Vista la relativa vicinanza ad Acqui Terme, organizzammo una spedizione in direzione di quella città, per andare a ballare al Palladium, ma tutti i nostri buoni propositi, di conquiste femminili, furono drasticamente ridimensionati dagli innumerevoli rifiuti di ballo, ricevuti in quell’occasione.
Solo Giorgio riuscì a ballare.
In estate i paesi del Lurbasco si ravvivavano con feste patronali e sagre, ricordo in una festa campestre, la gara di lancio, con sputo dei semi di anguria, a cui partecipammo.
Alla sera, le feste erano allietate dall’immancabile orchestra di ballo liscio.
Noi si andava a chiedere il ballo alle ragazze, che erano tutte ben vestite e curate per l’occasione.
A differenza delle ragazze cittadine, loro non rifiutavano di ballare.
Il rientro a tarda ora, con il buio, le curve della strada, il canto dei grilli nei prati e quel cielo così intensamente stellato.
Quando si rincasava, arrivati a salire le scale, le parole erano sussurrate, per non svegliare i nonni

Non mancavano i pranzi al sacco, panini col salame, birra e niente piatti da lavare!

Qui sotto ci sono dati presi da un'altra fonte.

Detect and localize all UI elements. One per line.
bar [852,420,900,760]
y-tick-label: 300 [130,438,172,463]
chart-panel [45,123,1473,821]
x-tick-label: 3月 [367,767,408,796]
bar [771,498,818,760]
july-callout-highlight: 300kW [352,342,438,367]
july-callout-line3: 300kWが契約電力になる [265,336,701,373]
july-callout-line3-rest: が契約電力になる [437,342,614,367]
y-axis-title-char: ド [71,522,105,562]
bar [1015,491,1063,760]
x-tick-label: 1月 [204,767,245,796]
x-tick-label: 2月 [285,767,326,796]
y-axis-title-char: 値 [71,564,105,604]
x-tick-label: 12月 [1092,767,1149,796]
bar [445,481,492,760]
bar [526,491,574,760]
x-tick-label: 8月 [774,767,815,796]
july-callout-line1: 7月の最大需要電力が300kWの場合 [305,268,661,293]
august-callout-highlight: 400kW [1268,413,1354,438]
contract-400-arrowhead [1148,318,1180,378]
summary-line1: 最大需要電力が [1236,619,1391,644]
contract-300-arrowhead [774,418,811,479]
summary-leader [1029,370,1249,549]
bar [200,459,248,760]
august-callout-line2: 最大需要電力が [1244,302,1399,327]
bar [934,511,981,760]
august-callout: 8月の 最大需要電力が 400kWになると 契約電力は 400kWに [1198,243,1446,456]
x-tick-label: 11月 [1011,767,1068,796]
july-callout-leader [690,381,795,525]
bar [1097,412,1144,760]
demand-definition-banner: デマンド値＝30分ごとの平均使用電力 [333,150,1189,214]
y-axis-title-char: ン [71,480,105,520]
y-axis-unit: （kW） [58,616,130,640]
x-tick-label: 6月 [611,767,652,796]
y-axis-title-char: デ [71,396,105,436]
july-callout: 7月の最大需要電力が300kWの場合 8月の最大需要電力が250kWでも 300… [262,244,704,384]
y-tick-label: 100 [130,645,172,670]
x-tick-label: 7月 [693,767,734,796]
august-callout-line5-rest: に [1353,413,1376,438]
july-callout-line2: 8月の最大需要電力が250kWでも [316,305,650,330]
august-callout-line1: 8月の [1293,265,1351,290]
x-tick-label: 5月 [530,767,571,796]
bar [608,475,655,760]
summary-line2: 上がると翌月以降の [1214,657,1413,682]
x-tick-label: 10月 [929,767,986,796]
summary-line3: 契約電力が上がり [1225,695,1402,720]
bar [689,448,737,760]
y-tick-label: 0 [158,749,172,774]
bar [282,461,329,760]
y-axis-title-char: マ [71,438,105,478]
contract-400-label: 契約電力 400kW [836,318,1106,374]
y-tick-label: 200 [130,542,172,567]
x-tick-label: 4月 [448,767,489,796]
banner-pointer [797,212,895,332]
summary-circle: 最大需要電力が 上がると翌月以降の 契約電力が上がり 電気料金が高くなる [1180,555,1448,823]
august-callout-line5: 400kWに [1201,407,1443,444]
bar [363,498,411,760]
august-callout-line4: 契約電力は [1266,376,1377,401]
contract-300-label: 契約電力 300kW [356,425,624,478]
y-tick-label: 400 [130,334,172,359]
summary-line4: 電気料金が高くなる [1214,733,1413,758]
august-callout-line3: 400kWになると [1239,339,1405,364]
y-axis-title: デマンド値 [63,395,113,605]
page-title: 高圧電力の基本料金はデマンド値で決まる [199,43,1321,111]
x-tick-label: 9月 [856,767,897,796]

Furono giorni felici, spensierati, ma la mia vita presto sarebbe cambiata.
Telefonando a casa, mi informarono dell’arrivo del cartolina percetto, per la partenza militare.
Meno di un mese mi separava da quel giorno.
Ormai quei giorni di vacanza stavano finendo e anche quell’estate, con i primi temporali, stava volgendo il termine.
Il mangianastri acceso, quella musica, durante il viaggio di ritorno, verso casa.
Oggi guardando quelle foto, che abbiamo scattato durante quei giorni, rivedo i nostri volti e per ogni foto una sensazione un’emozione vissuta insieme.
Ho scritto questo racconto a ricordo di Giorgio, amico mio, non solo in quella lontanissima estate, ma compagno di gioventù, insieme con noi negli anni più belli delle nostre vite.

Ho scritto queste righe qualche anno fa, con Enzo è stato come tornare indietro, rivederti ancora insieme con noi in quei momenti in quell’estate.
Abbiamo ricordato quelle giornate, trascorse con te, lo abbiamo fatto solo per noi tre perché quelle sensazioni, quelle emozioni che abbiamo vissuto, insieme non si possono descrivere su un pezzo di carta.
Fanno parte delle nostre vite e resteranno per sempre nel profondo del nostro cuore.
Ti vogliamo ringraziare Giorgio per tutto questo, per tutti quei momenti trascorsi insieme, quelli furono gli anni più belli della nostra vita e tu eri insieme con noi.